Create a Microsoft Project file (.mpp) including tasks and task durations
Prior to entering your tasks, make sure you set up your Microsoft Project file (this information is covered in Chapter 2 of the Ambriz textbook):
- From the File tab, select Options and then Schedule – verify that the information on that tab is set correctly for your project and work environment. Change the scheduling options so that all tasks are Auto Scheduled. You want to use the dynamic scheduling capabilities of MS Project. Select whether or not you want to schedule the project from the start date or the end date (regulatory requirements and events that have non-negotiable deadlines should be scheduled from the Project End Date).
- Create a calendar for your project or make necessary modifications to the Standard calendar to include any revised schedule days, holidays or non-working days.

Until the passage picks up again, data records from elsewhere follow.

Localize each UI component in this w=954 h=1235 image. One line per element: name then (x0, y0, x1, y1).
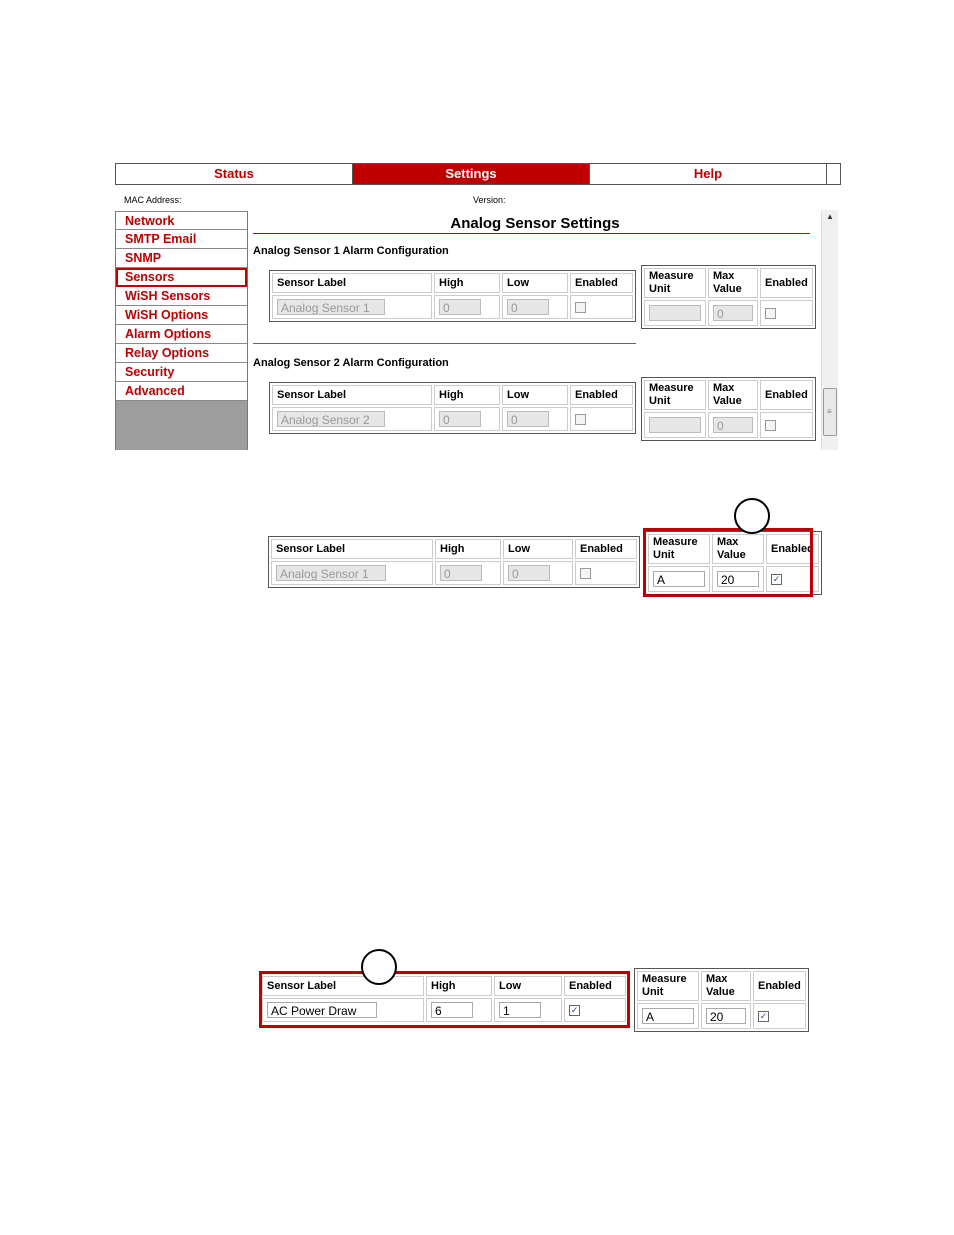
sidebar-item-security[interactable]: Security (116, 363, 247, 382)
sensor2-high-input[interactable]: 0 (439, 411, 481, 427)
sensor1-max-input[interactable]: 0 (713, 305, 753, 321)
example2-measure-enabled-checkbox[interactable] (758, 1011, 769, 1022)
example2-max-cell (701, 1003, 751, 1029)
sensor1-high-cell (434, 295, 500, 319)
col-measure-line2: Unit (653, 549, 675, 561)
sidebar-item-network[interactable]: Network (116, 211, 247, 230)
sensor2-unit-input[interactable] (649, 417, 701, 433)
col-enabled: Enabled (760, 380, 813, 410)
col-measure-line2: Unit (649, 395, 671, 407)
col-measure-unit (644, 268, 706, 298)
example2-label-input[interactable]: AC Power Draw (267, 1002, 377, 1018)
sidebar-item-smtp-email[interactable]: SMTP Email (116, 230, 247, 249)
sensor1-measure-enabled-checkbox[interactable] (765, 308, 776, 319)
callout-circle-2 (361, 949, 397, 985)
sensor2-label-input[interactable]: Analog Sensor 2 (277, 411, 385, 427)
highlight-box-measure (643, 528, 813, 597)
sensor1-high-input[interactable]: 0 (439, 299, 481, 315)
tab-status[interactable]: Status (116, 164, 353, 184)
sensor2-unit-cell (644, 412, 706, 438)
sensor1-enabled-checkbox[interactable] (575, 302, 586, 313)
sidebar (115, 211, 248, 450)
sensor2-measure-table (641, 377, 816, 441)
col-measure-line1: Measure (642, 973, 687, 985)
sensor2-measure-enabled-cell (760, 412, 813, 438)
example1-unit-input[interactable]: A (653, 571, 705, 587)
col-enabled: Enabled (766, 534, 819, 564)
col-sensor-label: Sensor Label (272, 273, 432, 293)
col-max-line1: Max (706, 973, 728, 985)
col-measure-line1: Measure (653, 536, 698, 548)
highlight-box-alarm (259, 971, 630, 1028)
col-sensor-label: Sensor Label (272, 385, 432, 405)
title-divider (253, 233, 810, 234)
col-measure-line2: Unit (649, 283, 671, 295)
check-icon: ✓ (570, 1004, 579, 1015)
example1-max-input[interactable]: 20 (717, 571, 759, 587)
col-sensor-label: Sensor Label (262, 976, 424, 996)
sensor2-max-cell (708, 412, 758, 438)
example1-high-cell (435, 561, 501, 585)
check-icon: ✓ (759, 1010, 768, 1021)
col-max-value (708, 380, 758, 410)
scrollbar[interactable] (821, 210, 838, 450)
sensor1-unit-cell (644, 300, 706, 326)
sidebar-item-advanced[interactable]: Advanced (116, 382, 247, 401)
example1-enabled-cell (575, 561, 637, 585)
sidebar-item-relay-options[interactable]: Relay Options (116, 344, 247, 363)
col-max-line2: Value (717, 549, 746, 561)
col-low: Low (494, 976, 562, 996)
example1-low-input[interactable]: 0 (508, 565, 550, 581)
col-max-line1: Max (717, 536, 739, 548)
sidebar-item-wish-options[interactable]: WiSH Options (116, 306, 247, 325)
sensor1-label-input[interactable]: Analog Sensor 1 (277, 299, 385, 315)
col-high: High (426, 976, 492, 996)
col-max-value (708, 268, 758, 298)
col-enabled: Enabled (753, 971, 806, 1001)
example1-enabled-checkbox[interactable] (580, 568, 591, 579)
example1-high-input[interactable]: 0 (440, 565, 482, 581)
example1-label-input[interactable]: Analog Sensor 1 (276, 565, 386, 581)
example2-measure-table (634, 968, 809, 1032)
col-high: High (434, 385, 500, 405)
example2-measure-enabled-cell (753, 1003, 806, 1029)
col-enabled: Enabled (760, 268, 813, 298)
sensor2-enabled-cell (570, 407, 633, 431)
top-nav (115, 163, 841, 185)
sidebar-item-wish-sensors[interactable]: WiSH Sensors (116, 287, 247, 306)
sensor2-label-cell (272, 407, 432, 431)
col-max-line2: Value (713, 283, 742, 295)
col-max-line1: Max (713, 270, 735, 282)
col-measure-line1: Measure (649, 270, 694, 282)
grip-icon: ≡ (827, 407, 832, 416)
col-enabled: Enabled (570, 385, 633, 405)
col-enabled: Enabled (575, 539, 637, 559)
col-measure-unit (637, 971, 699, 1001)
col-max-line2: Value (713, 395, 742, 407)
scrollbar-thumb[interactable] (823, 388, 837, 436)
col-low: Low (502, 385, 568, 405)
col-max-line1: Max (713, 382, 735, 394)
sensor1-label-cell (272, 295, 432, 319)
tab-help[interactable]: Help (590, 164, 827, 184)
col-low: Low (502, 273, 568, 293)
example2-unit-input[interactable]: A (642, 1008, 694, 1024)
col-measure-line1: Measure (649, 382, 694, 394)
col-enabled: Enabled (570, 273, 633, 293)
sensor2-measure-enabled-checkbox[interactable] (765, 420, 776, 431)
sensor2-enabled-checkbox[interactable] (575, 414, 586, 425)
page-title: Analog Sensor Settings (450, 215, 620, 232)
scroll-up-icon[interactable]: ▲ (826, 212, 834, 221)
tab-settings[interactable]: Settings (353, 164, 590, 184)
sensor1-low-input[interactable]: 0 (507, 299, 549, 315)
col-high: High (434, 273, 500, 293)
col-sensor-label: Sensor Label (271, 539, 433, 559)
sensor1-enabled-cell (570, 295, 633, 319)
col-high: High (435, 539, 501, 559)
sidebar-item-alarm-options[interactable]: Alarm Options (116, 325, 247, 344)
sensor1-unit-input[interactable] (649, 305, 701, 321)
col-max-value (701, 971, 751, 1001)
example1-low-cell (503, 561, 573, 585)
example2-max-input[interactable]: 20 (706, 1008, 746, 1024)
sensor1-header: Analog Sensor 1 Alarm Configuration (253, 245, 449, 257)
col-measure-line2: Unit (642, 986, 664, 998)
mac-address-label: MAC Address: (124, 195, 182, 205)
col-max-line2: Value (706, 986, 735, 998)
sensor2-alarm-table (269, 382, 636, 434)
example2-unit-cell (637, 1003, 699, 1029)
sensor1-measure-table (641, 265, 816, 329)
sidebar-item-snmp[interactable]: SNMP (116, 249, 247, 268)
sensor2-low-input[interactable]: 0 (507, 411, 549, 427)
section-divider (253, 343, 636, 344)
sensor1-measure-enabled-cell (760, 300, 813, 326)
sensor1-max-cell (708, 300, 758, 326)
col-low: Low (503, 539, 573, 559)
example2-low-input[interactable]: 1 (499, 1002, 541, 1018)
sensor2-max-input[interactable]: 0 (713, 417, 753, 433)
example1-label-cell (271, 561, 433, 585)
sensor1-alarm-table (269, 270, 636, 322)
callout-circle-1 (734, 498, 770, 534)
check-icon: ✓ (772, 573, 781, 584)
sensor1-low-cell (502, 295, 568, 319)
sensor2-header: Analog Sensor 2 Alarm Configuration (253, 357, 449, 369)
sensor2-high-cell (434, 407, 500, 431)
version-label: Version: (473, 195, 506, 205)
tab-spacer (827, 164, 840, 184)
example2-high-input[interactable]: 6 (431, 1002, 473, 1018)
sidebar-item-sensors[interactable]: Sensors (116, 268, 247, 287)
col-measure-unit (644, 380, 706, 410)
sensor2-low-cell (502, 407, 568, 431)
col-enabled: Enabled (564, 976, 626, 996)
example1-alarm-table (268, 536, 640, 588)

- From the Project Tab, select Project Information and set the Start Date of your project. This can be the actual start date of your project or you can select a fictitious start date if you don’t know exactly when the project is going to start. Select the appropriate Calendar for your project based on step 2.
- On the File tab in the Backstage view, click on Info. From the right side of the window, select Project Information, Advanced Properties. On the Summary tab, enter the Title of your project, your name and a brief description in the Comments box.
Using the Work Breakdown Structure that you created in Assignment 3, enter your summary tasks and detail tasks into Microsoft Project. During this exercise, you may identify additional tasks that you didn’t initially think of or you may decide to move things around a bit. That is perfectly acceptable and common when you start building the schedule. It is a living, breathing document and does change throughout the course of planning. Use the Indent Task/Outdent Task buttons on the Task tab to create the hierarchy of your WBS. If you want to turn on the WBS numbering scheme, right-click the column to the right of where you want that column to appear, select Insert Column and select WBS from the list of available columns. Chapter 3 of the Ambriz book includes a lot of detailed information about entering tasks into Microsoft Project.
Using one of the techniques presented in the reference material (your textbooks or the videos), estimate the effort required to complete each task. Determine for each task whether the estimate is duration or work. Pages 175 – 187 in Ambriz discuss the differences and the relationship between duration and work. If you need to display the Work column in Microsoft Project, right-click the Duration column, select Insert Column and select Work from the list of available columns. Enter your estimates into your Microsoft Project schedule. Remember, don’t assign estimates to Summary tasks, the time necessary to complete the Summary task is based on the estimates of the tasks that roll up to the Summary task.
The sample file is a Microsoft Project file that will give you an idea of what your completed file will look like.